Translations of the verse vary. “He hath made everything beautiful in his time” (KJV) is equally possible for the beginning of the verse. NRSV paraphrases ‘eternity’ as “a sense of past and future”; others, “the world”; others, assuming a textual error, “toil.” Nevertheless, the general sense is clear. It’s not that God is absent or inactive, but that the speaker can’t make out what God is doing.

This inability is clearly a source of pain, and the speaker is all over the map in the implicit evaluations of God’s conduct.
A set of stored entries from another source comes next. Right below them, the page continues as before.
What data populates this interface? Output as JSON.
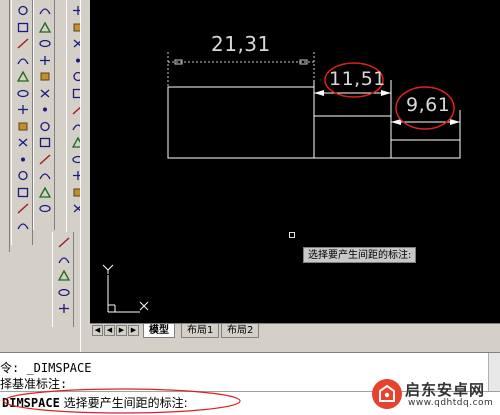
{
  "drawing": {
    "dim_overall": "21,31",
    "dim_middle": "11,51",
    "dim_right": "9,61",
    "tooltip": "选择要产生间距的标注:",
    "ucs_y_label": "Y",
    "ucs_x_label": "X"
  },
  "tabs": {
    "items": [
      {
        "label": "模型",
        "active": true
      },
      {
        "label": "布局1",
        "active": false
      },
      {
        "label": "布局2",
        "active": false
      }
    ]
  },
  "command": {
    "line1": "令: _DIMSPACE",
    "line2": "择基准标注:",
    "line3_cmd": "DIMSPACE",
    "line3_prompt": " 选择要产生间距的标注:"
  },
  "watermark": {
    "title": "启东安卓网",
    "url": "www.qdhtdq.com"
  },
  "colors": {
    "canvas": "#000000",
    "linework": "#ffffff",
    "annotation_circle": "#e02020",
    "ui_gray": "#d4d0c8"
  }
}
Is the situation different if we pull the camera back to include the rest of the Bible? On the one hand there is the Great Story running from Genesis to Revelation whose highlights we Christians celebrate in the course of the Church Year. On the other hand, there’s the experience of Abraham, recipient of splendid promises of posterity and land, who remains childless for decades after receiving the promises and has to negotiate for a place to bury his wife. Or Jacob, in his self-description on meeting Pharaoh: “The days of the years of my pilgrimage are an hundred and thirty years: few and evil have the days of the years of my life been, and have not attained unto the days of the years of the life of my fathers in the days of their pilgrimage” (KJV).

It’s not that the speaker doesn’t know the Great Story; it’s that where the speaker is living it doesn’t help. So with us, and in these places the speaker isn’t a bad traveling companion. “Two are better than one…  For if they fall, one will lift up the other” (4:9-10).